Our point is simple – before downloading a custom keyboard, consider whether you actually need one in the first place. Most users can do more than enough with the basic Gboard.
Microsoft’s SwiftKey was one of the original Android keyboard alternatives. It has been around for more than a decade at this point and continues to deliver.
The main advantage over Gboard these days is the customizable menu. Not only does it boast more features and quality-of-life improvements, but you can also set up how you want to access them. The main issue with feature-heavy apps is that you end up not using most of them. This often results in buttons you’re not using cluttering up the screen for no reason.
Screen economy is important for keyboards, and with SwiftKey, you won’t have such issues. Just disable the feature in the settings and you won’t see it in the expandable SwiftKey menu. If you change your mind, enabling the feature is just as easy.
The fact that this has been one of the best keyboard apps on Android for years also shows. For starters, you can change the keyboard’s size to fit your needs. Different keyboard styles are also available, including AZERTY and other layouts. There are dozens of themes to pick from, which can fit any look or flavor.

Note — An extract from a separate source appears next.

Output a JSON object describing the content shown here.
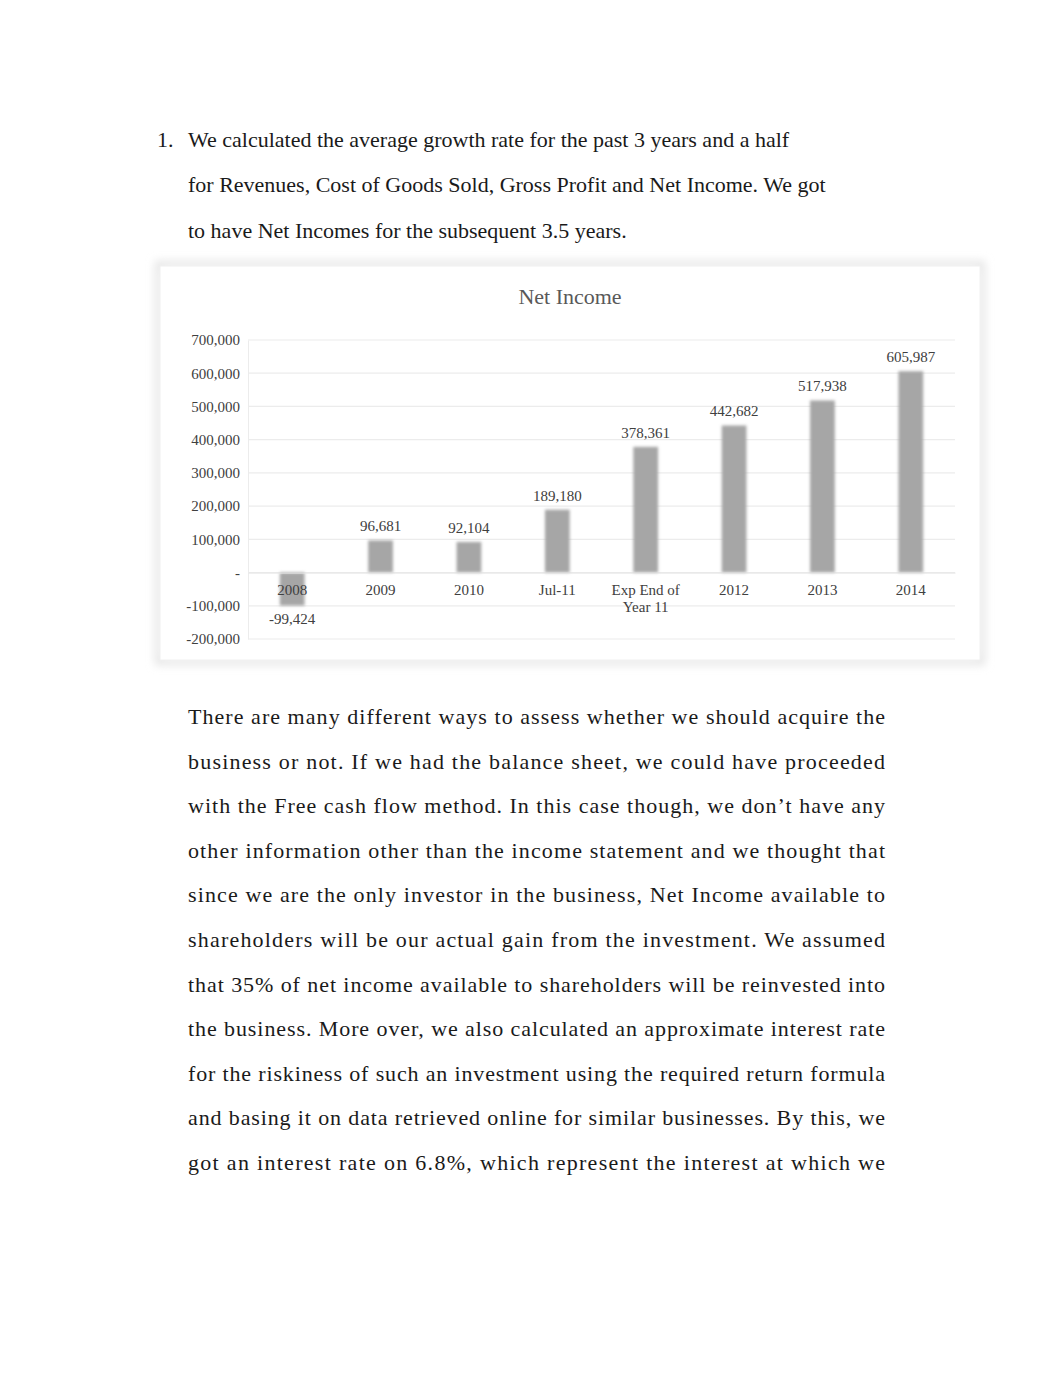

Where SwiftKey shines with functionality, Chrooma is the top choice if you care about looks. The initial pitch for this custom Android keyboard was to look like a fancy RGB keyboard. More and more options and functions were added over time, resulting in one of the most fashionable keyboard apps around.
Most similar apps simply use different themes to determine the look. With Chrooma, you can change the colors of different UI elements separately. This can result in your keyboard looking as colorful or as uniform as you want it to.
Another fun option is to make the Chrooma Android keyboard fit the color palette of whichever app you’re using. If you’re sick of always looking at the same keys that occasionally clash with everything else on the screen, Chrooma is the app for you.
Last but not least, this option is just as customizable as SwiftKey. However, it takes a different approach to fiddle with various features.
Instead of coming with many ready-made options, Fleksy focuses on so-called extensions. The basic Fleksy keyboard for Android is packed with useful stuff. However, if your tastes are even more refined, you can choose to download and enable hundreds of additional options and features. The result is a rather lightweight keyboard app that nonetheless offers incredible functionality if you’re willing to set it up properly.